Max didn’t need to hear any more. Whatever the demons that drove the quiet black man, Andre Tulane was deeply entangled with a human—in direct violation of Pure Psy’s aim of absolute racial Purity.
In the Pure Psy world, Max thought as he stepped out into the crisp afternoon air, a human cop would never meet, never love . . . and never lose a violet-eyed J.
There’s always a price when you begin to ask questions. Sometimes, the answers aren’t what you hope to find. And sometimes, there are no answers.
—From the private case notes of Detective Max Shannon
on the file labeled “River”
Clay, having driven straight from lunch to take up a watch position around his alpha pair’s home, looked at Sascha as they walked outside her and Lucas’s cabin.
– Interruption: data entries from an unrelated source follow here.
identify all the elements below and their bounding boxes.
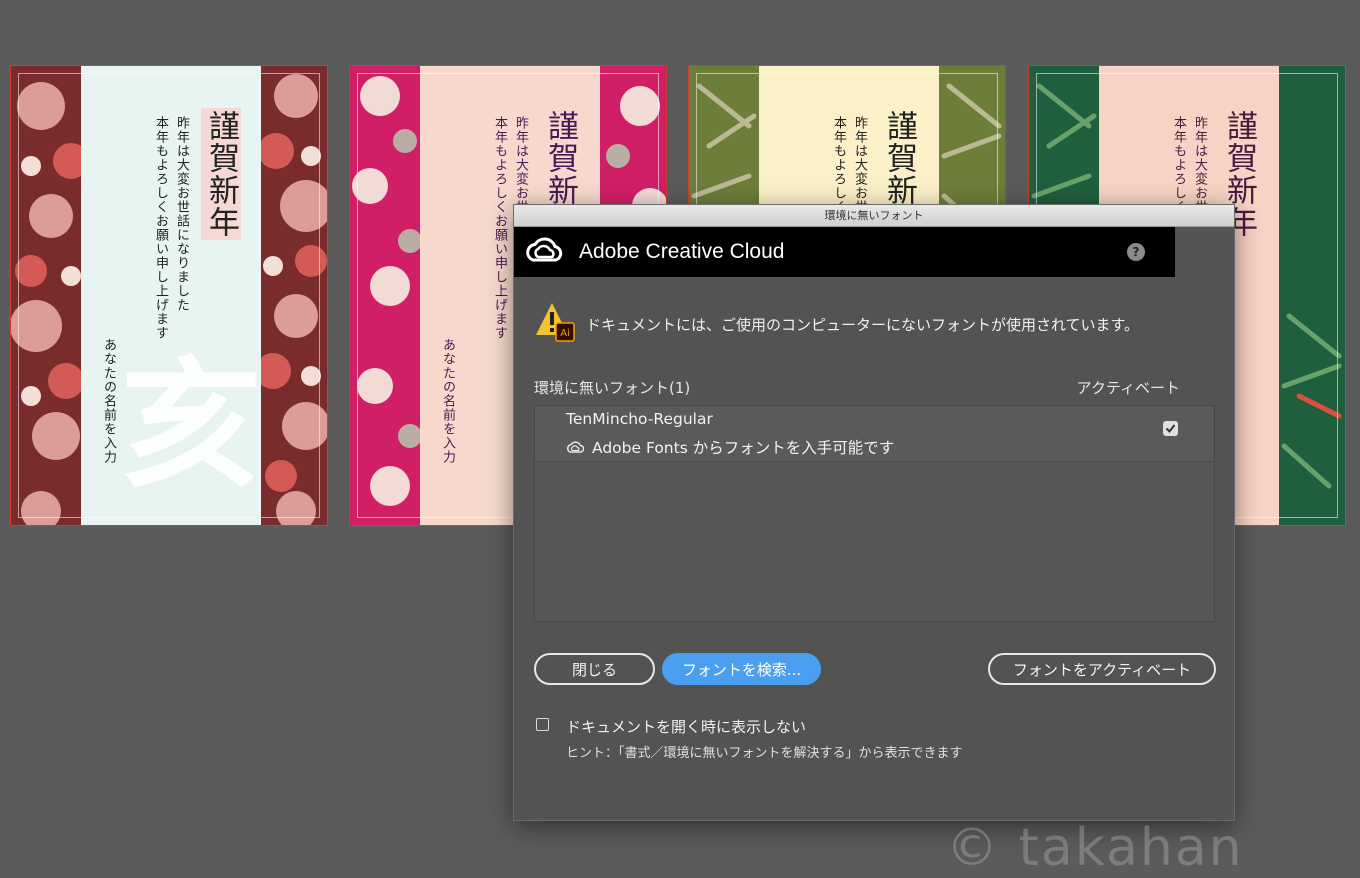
font-row[interactable]: TenMincho-Regular Adobe Fonts からフォントを入手可… — [535, 406, 1214, 462]
find-font-button[interactable]: フォントを検索... — [662, 653, 821, 685]
artboard-1: 亥 謹賀新年 昨年は大変お世話になりました 本年もよろしくお願い申し上げます あ… — [10, 65, 328, 526]
greeting-line-2: 本年もよろしくお願い申し上げます — [153, 116, 168, 340]
greeting-line-1: 昨年は大変お世 — [513, 116, 528, 214]
greeting-title: 謹賀新 — [881, 110, 917, 206]
banner-title: Adobe Creative Cloud — [579, 240, 785, 263]
watermark: © takahan — [946, 818, 1244, 878]
close-button[interactable]: 閉じる — [534, 653, 655, 685]
activate-checkbox[interactable] — [1163, 421, 1178, 436]
greeting-line-2: 本年もよろしく — [1171, 116, 1186, 214]
missing-fonts-label: 環境に無いフォント(1) — [534, 379, 691, 397]
dialog-titlebar[interactable]: 環境に無いフォント — [514, 205, 1234, 227]
missing-fonts-list[interactable]: TenMincho-Regular Adobe Fonts からフォントを入手可… — [534, 405, 1215, 622]
font-source-text: Adobe Fonts からフォントを入手可能です — [592, 439, 895, 457]
dont-show-checkbox[interactable] — [536, 718, 549, 731]
name-placeholder: あなたの名前を入力 — [101, 338, 116, 464]
greeting-line-1: 昨年は大変お世 — [1192, 116, 1207, 214]
check-icon — [1165, 424, 1176, 434]
zodiac-character: 亥 — [121, 344, 262, 508]
font-name: TenMincho-Regular — [566, 410, 713, 428]
activate-column-header: アクティベート — [1076, 379, 1180, 397]
help-icon[interactable]: ? — [1127, 243, 1145, 261]
greeting-line-1: 昨年は大変お世話になりました — [174, 116, 189, 312]
greeting-line-2: 本年もよろしくお願い申し上げます — [492, 116, 507, 340]
activate-fonts-button[interactable]: フォントをアクティベート — [988, 653, 1216, 685]
hint-text: ヒント：「書式／環境に無いフォントを解決する」から表示できます — [566, 746, 963, 761]
creative-cloud-banner: Adobe Creative Cloud ? — [514, 227, 1175, 277]
greeting-line-2: 本年もよろしく — [831, 116, 846, 214]
name-placeholder: あなたの名前を入力 — [440, 338, 455, 464]
creative-cloud-icon — [567, 441, 584, 453]
warning-illustrator-icon: Ai — [536, 303, 575, 342]
missing-fonts-dialog: 環境に無いフォント Adobe Creative Cloud ? Ai ドキュメ… — [513, 204, 1235, 821]
greeting-line-1: 昨年は大変お世 — [852, 116, 867, 214]
font-source: Adobe Fonts からフォントを入手可能です — [566, 436, 894, 458]
greeting-title: 謹賀新 — [542, 110, 578, 206]
dont-show-option: ドキュメントを開く時に表示しない ヒント：「書式／環境に無いフォントを解決する」… — [536, 716, 963, 761]
svg-text:Ai: Ai — [560, 328, 570, 339]
warning-message: ドキュメントには、ご使用のコンピューターにないフォントが使用されています。 — [586, 315, 1140, 334]
dont-show-label[interactable]: ドキュメントを開く時に表示しない — [566, 716, 963, 737]
creative-cloud-icon — [526, 237, 563, 262]
greeting-title: 謹賀新年 — [201, 108, 241, 240]
warning-row: Ai ドキュメントには、ご使用のコンピューターにないフォントが使用されています。 — [536, 301, 1139, 347]
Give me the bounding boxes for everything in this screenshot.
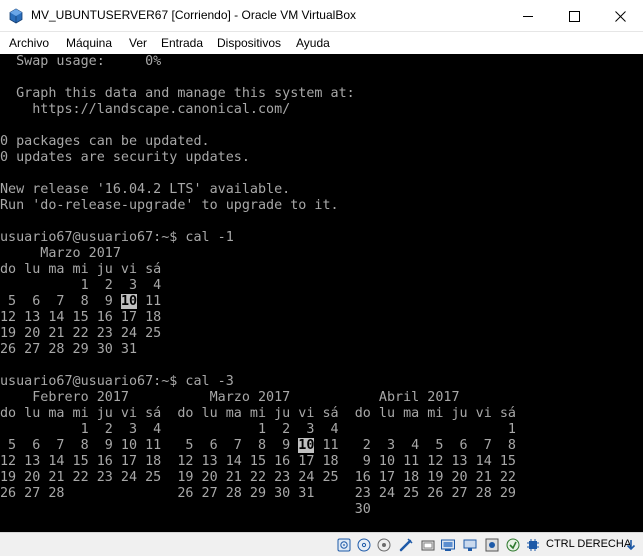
mouse-integration-icon[interactable] (505, 537, 521, 553)
close-button[interactable] (597, 0, 643, 32)
video-capture-icon[interactable] (484, 537, 500, 553)
minimize-button[interactable] (505, 0, 551, 32)
usb-icon[interactable] (420, 537, 436, 553)
console-line: 5 6 7 8 9 10 11 5 6 7 8 9 10 11 2 3 4 5 … (0, 438, 516, 453)
hard-disk-icon[interactable] (336, 537, 352, 553)
current-day-highlight: 10 (298, 438, 315, 453)
optical-drive-icon[interactable] (356, 537, 372, 553)
cpu-icon[interactable] (525, 537, 541, 553)
menu-dispositivos[interactable]: Dispositivos (217, 36, 281, 50)
maximize-button[interactable] (551, 0, 597, 32)
console-line: Marzo 2017 (0, 246, 121, 261)
console-line: 26 27 28 29 30 31 (0, 342, 138, 357)
console-line: do lu ma mi ju vi sá do lu ma mi ju vi s… (0, 406, 516, 421)
console-line: Swap usage: 0% (0, 54, 162, 69)
console-line: usuario67@usuario67:~$ cal -3 (0, 374, 234, 389)
menu-bar: Archivo Máquina Ver Entrada Dispositivos… (0, 32, 643, 54)
window-title: MV_UBUNTUSERVER67 [Corriendo] - Oracle V… (31, 8, 356, 22)
console-line: 12 13 14 15 16 17 18 (0, 310, 162, 325)
console-line: Run 'do-release-upgrade' to upgrade to i… (0, 198, 339, 213)
network-icon[interactable] (398, 537, 414, 553)
console-line: usuario67@usuario67:~$ cal -1 (0, 230, 234, 245)
console-line: 19 20 21 22 23 24 25 19 20 21 22 23 24 2… (0, 470, 516, 485)
console-line: Graph this data and manage this system a… (0, 86, 355, 101)
maximize-icon (568, 10, 580, 22)
menu-ver[interactable]: Ver (129, 36, 147, 50)
title-bar: MV_UBUNTUSERVER67 [Corriendo] - Oracle V… (0, 0, 643, 32)
current-day-highlight: 10 (120, 294, 138, 309)
vm-console-screen[interactable]: Swap usage: 0% Graph this data and manag… (0, 54, 643, 532)
console-line: 1 2 3 4 1 2 3 4 1 (0, 422, 516, 437)
console-line: 30 (0, 502, 371, 517)
close-icon (614, 10, 626, 22)
display-icon[interactable] (462, 537, 478, 553)
console-line: https://landscape.canonical.com/ (0, 102, 291, 117)
menu-maquina[interactable]: Máquina (66, 36, 112, 50)
console-line: 12 13 14 15 16 17 18 12 13 14 15 16 17 1… (0, 454, 516, 469)
menu-ayuda[interactable]: Ayuda (296, 36, 330, 50)
status-bar: CTRL DERECHA (0, 532, 643, 556)
shared-folders-icon[interactable] (440, 537, 456, 553)
console-line: 1 2 3 4 (0, 278, 162, 293)
console-line: 26 27 28 26 27 28 29 30 31 23 24 25 26 2… (0, 486, 516, 501)
host-key-label: CTRL DERECHA (546, 538, 632, 550)
menu-entrada[interactable]: Entrada (161, 36, 203, 50)
console-line: Febrero 2017 Marzo 2017 Abril 2017 (0, 390, 460, 405)
virtualbox-app-icon (9, 8, 23, 24)
audio-icon[interactable] (376, 537, 392, 553)
console-line: do lu ma mi ju vi sá (0, 262, 162, 277)
console-line: 0 packages can be updated. (0, 134, 210, 149)
console-line: 0 updates are security updates. (0, 150, 250, 165)
console-line: 19 20 21 22 23 24 25 (0, 326, 162, 341)
console-line: 5 6 7 8 9 10 11 (0, 294, 162, 309)
console-line: New release '16.04.2 LTS' available. (0, 182, 291, 197)
arrow-down-icon[interactable] (625, 537, 637, 553)
minimize-icon (522, 15, 533, 17)
menu-archivo[interactable]: Archivo (9, 36, 49, 50)
console-output: Swap usage: 0% Graph this data and manag… (0, 54, 516, 532)
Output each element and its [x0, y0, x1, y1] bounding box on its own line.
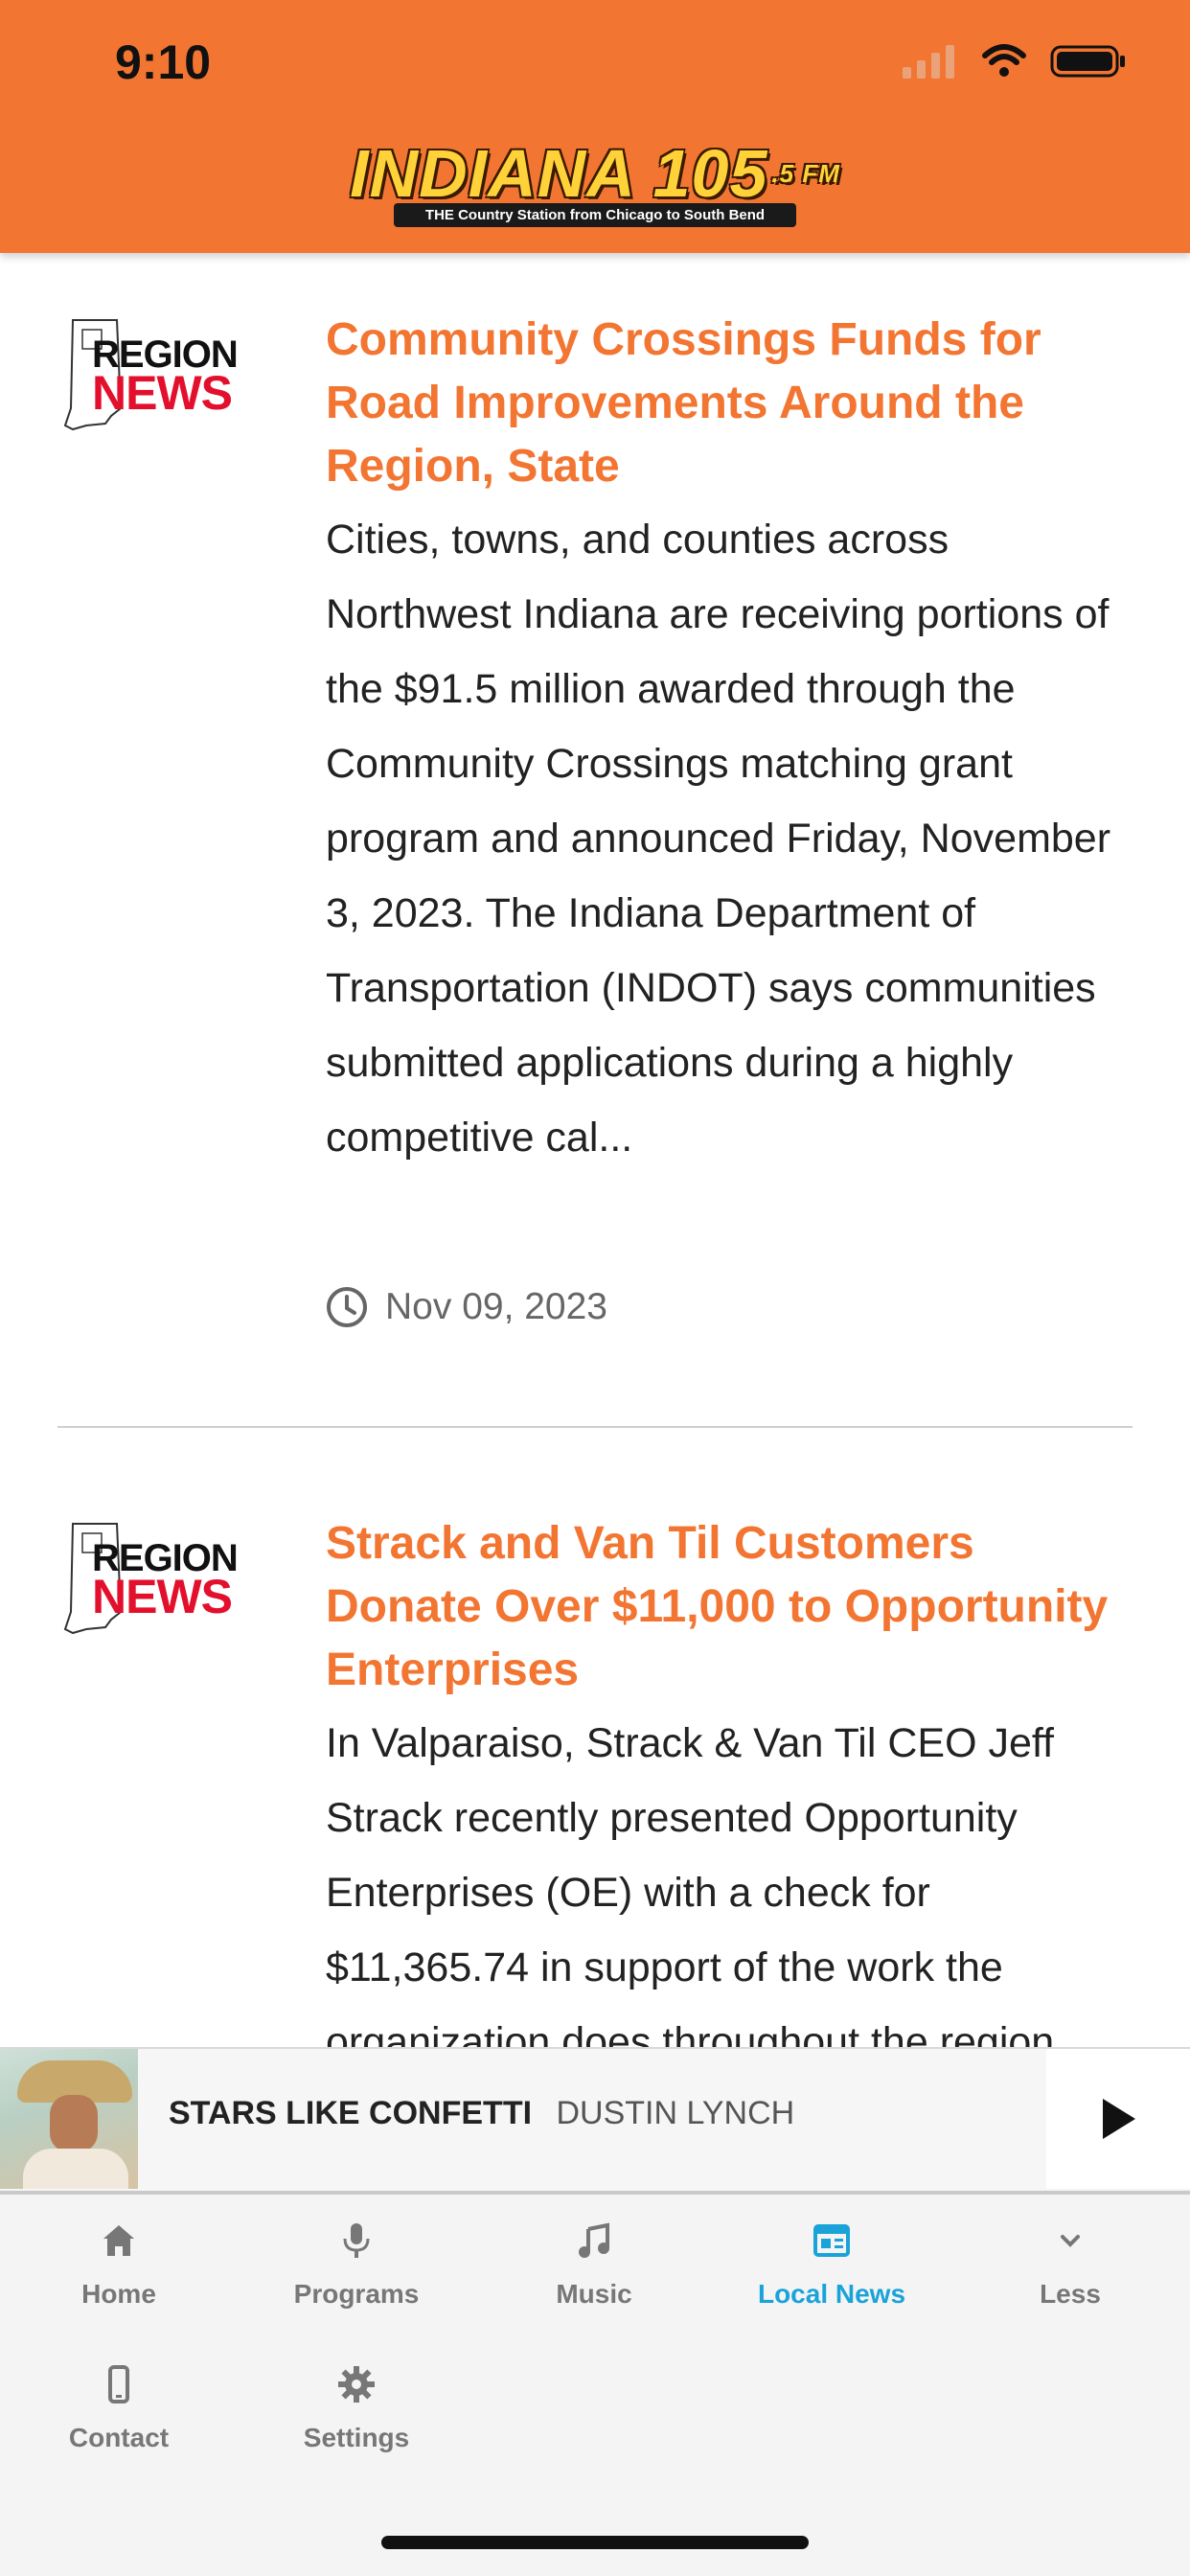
article-date-text: Nov 09, 2023: [385, 1286, 608, 1327]
wifi-icon: [982, 44, 1026, 77]
region-news-thumbnail: REGION NEWS: [63, 1520, 280, 1639]
tab-label: Home: [81, 2279, 156, 2309]
track-artist: DUSTIN LYNCH: [556, 2095, 795, 2131]
battery-icon: [1050, 45, 1125, 78]
tab-less[interactable]: Less: [950, 2221, 1190, 2310]
cellular-signal-icon: [903, 45, 954, 79]
clock-icon: [327, 1287, 367, 1327]
phone-icon: [108, 2365, 129, 2404]
tab-label: Programs: [293, 2279, 420, 2309]
tab-bar: Home Programs Music Local News Less Cont…: [0, 2193, 1190, 2576]
track-title: STARS LIKE CONFETTI: [169, 2095, 533, 2131]
home-icon: [103, 2225, 134, 2256]
article-title[interactable]: Strack and Van Til Customers Donate Over…: [326, 1512, 1131, 1702]
now-playing-info[interactable]: STARS LIKE CONFETTI DUSTIN LYNCH: [169, 2095, 794, 2132]
tab-label: Less: [1040, 2279, 1101, 2309]
home-indicator[interactable]: [381, 2536, 809, 2549]
play-icon: [1103, 2099, 1135, 2139]
status-icons: [901, 44, 1127, 79]
app-header: 9:10 INDIANA 105.5 FM THE Country Statio…: [0, 0, 1190, 253]
article-title[interactable]: Community Crossings Funds for Road Impro…: [326, 309, 1131, 498]
thumb-news-label: NEWS: [92, 1570, 233, 1623]
region-news-thumbnail: REGION NEWS: [63, 316, 280, 435]
gear-icon: [338, 2366, 375, 2403]
article-summary: In Valparaiso, Strack & Van Til CEO Jeff…: [326, 1720, 1066, 2047]
article-date: Nov 09, 2023: [326, 1286, 607, 1328]
now-playing-bar[interactable]: STARS LIKE CONFETTI DUSTIN LYNCH: [0, 2047, 1190, 2195]
station-logo: INDIANA 105.5 FM THE Country Station fro…: [0, 140, 1190, 227]
tab-settings[interactable]: Settings: [238, 2365, 475, 2453]
play-button[interactable]: [1046, 2049, 1190, 2189]
thumb-news-label: NEWS: [92, 366, 233, 420]
logo-tagline: THE Country Station from Chicago to Sout…: [394, 203, 796, 227]
news-feed[interactable]: REGION NEWS Community Crossings Funds fo…: [0, 253, 1190, 2047]
tab-label: Settings: [303, 2423, 410, 2452]
tab-local-news[interactable]: Local News: [713, 2221, 950, 2310]
newspaper-icon: [813, 2224, 850, 2257]
chevron-down-icon: [1061, 2235, 1080, 2247]
tab-music[interactable]: Music: [475, 2221, 713, 2310]
tab-label: Music: [556, 2279, 632, 2309]
logo-main: INDIANA 105.5 FM: [350, 136, 840, 211]
tab-label: Contact: [68, 2423, 170, 2452]
tab-programs[interactable]: Programs: [238, 2221, 475, 2310]
tab-home[interactable]: Home: [0, 2221, 238, 2310]
article-divider: [57, 1426, 1133, 1428]
music-note-icon: [579, 2222, 609, 2258]
album-art: [0, 2049, 138, 2189]
tab-label: Local News: [757, 2279, 906, 2309]
status-time: 9:10: [115, 35, 212, 89]
article-summary: Cities, towns, and counties across North…: [326, 517, 1111, 1161]
tab-contact[interactable]: Contact: [0, 2365, 238, 2453]
microphone-icon: [343, 2223, 370, 2258]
He wasn’t as close to her as some of the other sentinels, but he deeply respected the woman his alpha had chosen. She was strong, and she made their pack strong.
“I didn’t say anything to Max,” he said, continuing a conversation they’d had on the phone on his way over, “didn’t want to get his hopes up. But can Noor help Sophia?” His adopted daughter—the owner of a great big chunk of his heart—was part human, part Psy. She’d also formed a soul-deep friendship with another gifted child, Keenan. And that amalgamation of factors had created something amazing.
Sascha put a hand on his arm to steady herself as they stepped over a fallen log, easy with claiming the skin privileges that were a packmate’s right—but that she’d never presumed on until Clay had told her it was okay. “I asked Faith to see if her father could get us Sophia’s medical scans after you called.”